Lateral Inhibition Model with Intracellular Notch Heterogeneity and Tension-Dependent Rate of Delta-Notch Binding

Receptor-ligand binding reactions have been known to be dependent on the distance between receptor and ligand46,47. Intuitively, if the receptor and ligand are too far apart, successful binding cannot take place. On the other hand, if they are too close, steric hindrance may interfere with binding. This dependence on receptor-ligand distance is incorporated in Bell’s model where adhesion between cells and substratum is modelled by allowing the bond association and dissociation rates between the cell receptor and substrate ligand to vary as an exponential function of their bond length48. Notch activation has also been shown to be dependent on receptor-ligand distance. By utilizing atomic force microscopy on live cells, Ahimou et al. established that the intercellular adhesive force affects the rate of Notch signalling where Delta pulling promotes Notch activation18. Furthermore, the Notch pathway has recently being implicated in tension-regulation of cells where components of the Notch signalling pathway are postulated to respond to low mechanical tension resulting in the inhibition of h2-calponin expression36. Therefore, there is prevailing evidence that suggests Delta-Notch signalling is influenced by intercellular tension. Unfortunately, to our best knowledge, it is not known how mechanical forces impacts Delta-Notch signalling within a system of cells and consequently how this tension contributes to tip-stalk patterning.

To account for how bond stress affects bond strain and ultimately the rate constants between adhesive molecules, Dembo and coworkers introduced a set of constitutive laws to calculate the chemical kinetics of the adhesion molecules31. As such, we modified the rate constant, k f within Eqs (15) and (16) by allowing it to vary according to Dembo’s model such that

$${k}_{f,j}={k}_{f0}\exp (-\frac{{\sigma }_{ts}{({x}_{m,j}-\lambda )}^{2}}{2{k}_{b}T})$$
(17)

In Eq. (17), kf,j varies as an exponential function of the distance between neighbouring cells, xm,j and the optimum distances between neighbouring cells, λ. Here, kf,j represents the rate constant of the Notch activation reaction between cells j and j + 1, xm,j denotes the intercellular distance between cell j and j + 1, kf0 represents the initial reaction rates, k b is the Boltzmann constant, σ ts is the spring constant of the transition state while T is the temperature.

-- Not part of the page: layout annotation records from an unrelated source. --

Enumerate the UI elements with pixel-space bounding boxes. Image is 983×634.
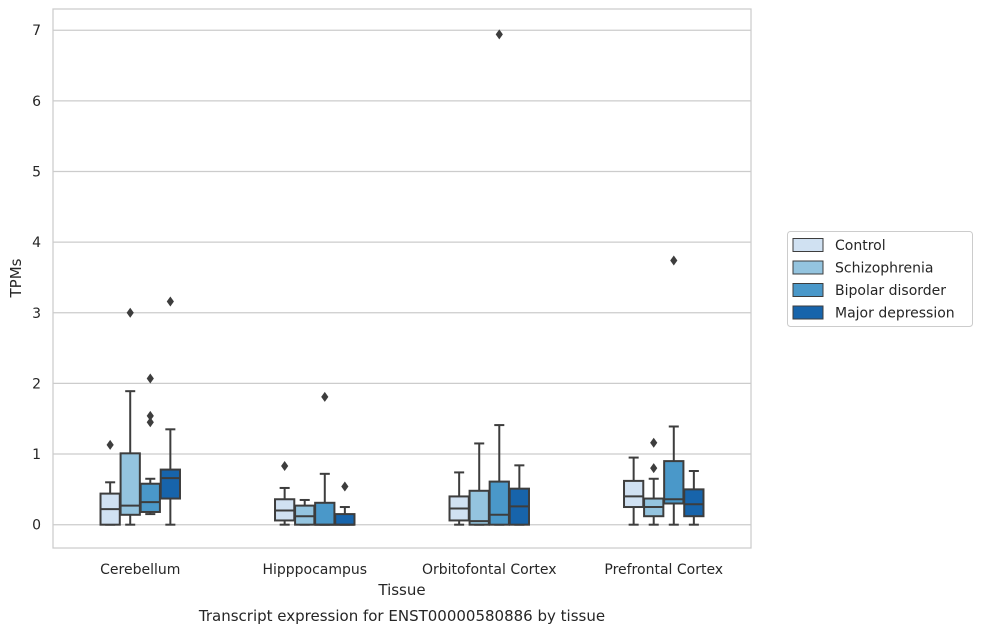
x-axis-title: Tissue [377, 581, 425, 599]
y-tick-label: 6 [32, 94, 41, 110]
outlier-point [126, 307, 134, 318]
legend-label: Schizophrenia [835, 261, 933, 277]
outlier-point [146, 410, 154, 421]
box-group [623, 456, 645, 526]
box-group [683, 470, 705, 526]
plot-frame [52, 8, 752, 549]
y-tick-label: 4 [32, 235, 41, 251]
outlier-point [650, 437, 658, 448]
x-tick-label: Hipppocampus [262, 562, 367, 578]
legend-items: Control Schizophrenia Bipolar disorder Majo… [792, 238, 955, 322]
box-group [119, 307, 141, 526]
y-tick-label: 1 [32, 447, 41, 463]
outlier-point [670, 255, 678, 266]
grid-lines [53, 29, 751, 526]
box-group [99, 439, 121, 526]
box [683, 488, 705, 518]
y-axis-title: TPMs [7, 258, 25, 298]
legend: Control Schizophrenia Bipolar disorder Majo… [787, 231, 973, 327]
outlier-point [106, 439, 114, 450]
y-tick-label: 7 [32, 23, 41, 39]
outlier-point [281, 461, 289, 472]
x-tick-label: Cerebellum [100, 562, 180, 578]
box-group [274, 461, 296, 526]
box [488, 480, 510, 526]
legend-frame [787, 231, 973, 327]
outlier-point [341, 481, 349, 492]
box-group [448, 471, 470, 526]
box-group [334, 481, 356, 526]
chart-caption: Transcript expression for ENST0000058088… [198, 607, 605, 625]
box-group [294, 498, 316, 526]
y-tick-label: 0 [32, 518, 41, 534]
outlier-point [495, 29, 503, 40]
legend-label: Control [835, 238, 886, 254]
y-tick-label: 3 [32, 306, 41, 322]
box-group [159, 296, 181, 526]
box [623, 479, 645, 509]
box [294, 504, 316, 526]
box [334, 513, 356, 526]
legend-label: Bipolar disorder [835, 283, 946, 299]
legend-swatch [792, 260, 824, 275]
legend-swatch [792, 238, 824, 252]
y-tick-labels: 0 1 2 3 4 5 6 7 [32, 23, 41, 533]
box [159, 468, 181, 500]
x-tick-label: Orbitofontal Cortex [422, 562, 557, 578]
box [468, 489, 490, 526]
x-tick-label: Prefrontal Cortex [604, 562, 723, 578]
outlier-point [166, 296, 174, 307]
outlier-point [146, 417, 154, 428]
box-group [139, 373, 161, 516]
box [139, 482, 161, 513]
outlier-point [321, 391, 329, 402]
outlier-point [650, 463, 658, 474]
box-group [508, 464, 530, 526]
box-group [488, 29, 510, 526]
box-group [663, 255, 685, 526]
box-group [468, 442, 490, 526]
box-group [314, 391, 336, 526]
legend-label: Major depression [835, 306, 955, 322]
legend-swatch [792, 305, 824, 320]
boxplot-marks [99, 29, 705, 526]
y-tick-label: 5 [32, 164, 41, 180]
x-tick-labels: Cerebellum Hipppocampus Orbitofontal Corte… [100, 562, 723, 578]
box [314, 501, 336, 526]
box [663, 460, 685, 505]
outlier-point [146, 373, 154, 384]
box-group [643, 437, 665, 526]
legend-swatch [792, 283, 824, 297]
y-tick-label: 2 [32, 376, 41, 392]
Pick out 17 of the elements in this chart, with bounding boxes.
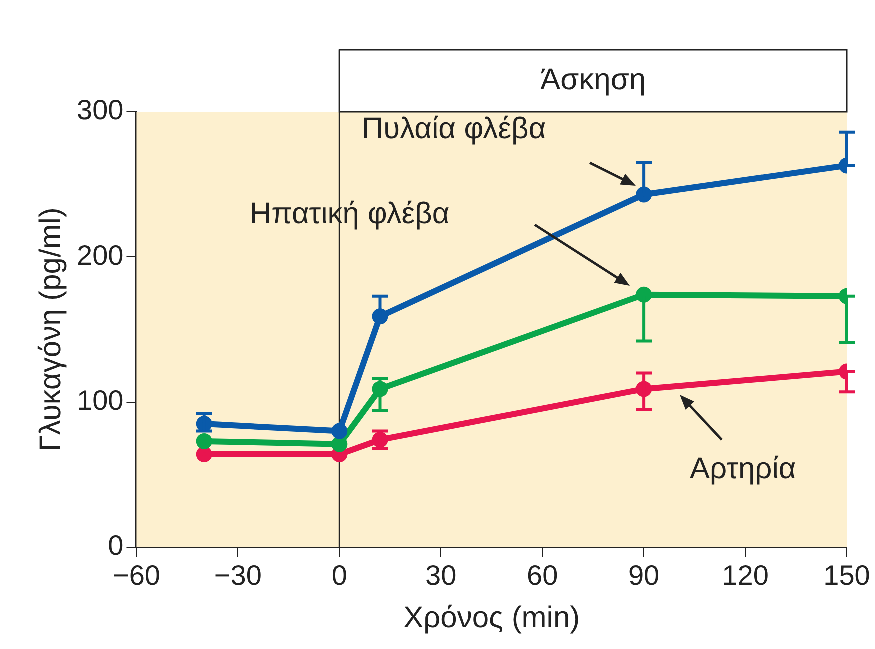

Eq. (17) dictates that at optimum bond length between receptor and ligand, the rate constant will be the highest while deviations away from the optimum bond length will cause the rate constant to decrease.

Distances between neighbouring cells are calculated by considering the number of adherent Delta and Notch pairs at the cell-cell interface and allowing the intercellular distance to be a monotically decreasing function of adherent molecules.

$${x}_{m,j}=F({N}_{r,j},{D}_{j+1},{N}_{j+1},{D}_{j})$$
(18)

We use the following function for F, where

$$F({N}_{r,j},{D}_{j+1},{N}_{j+1},{D}_{j})=\frac{1}{max\mathrm{([(1}-{N}_{r,j}),{D}_{j+1}])+max\mathrm{([(1}-{N}_{l,j+1}),{D}_{j}])}$$
(19)

Grouping constants together result in the final form of equation that describes kf,j

$${k}_{f,j}={k}_{f0}\exp (\,-\,h{(F({N}_{r,j},{D}_{j+1},{N}_{j+1},{D}_{j})-\lambda )}^{2})$$
(20)

where h characterizes how the rate constants vary as a function of number of adherent Delta-Notch pairs. h > 0 implies tension-dependent rate of Delta-Notch binding while h = 0 suggests that the binding rate constants are independent of number of Delta-Notch adherent pairs. Figure 2C outlines the simplified representation for lateral inhibition with both intracellular Notch heterogeneity and tension-dependent rate of Delta-Notch binding.

To summarise, the classical lateral inhibition model comprises of Eqs (12) and (13) while the enhanced lateral inhibition model consists of Eq. (14) to Eq. (20).

These equations are then solved using Matlab to find the roots to the coupled system of equations at steady state. More details can be found in the Supplementary Information. We denote n-cell spacing as n number of stalk cells between the tip cells and tip cells are defined as cells with the highest Delta concentration while stalk cells consists of cells with lower Delta concentration.

Data Availability

No datasets were generated or analysed during the current study.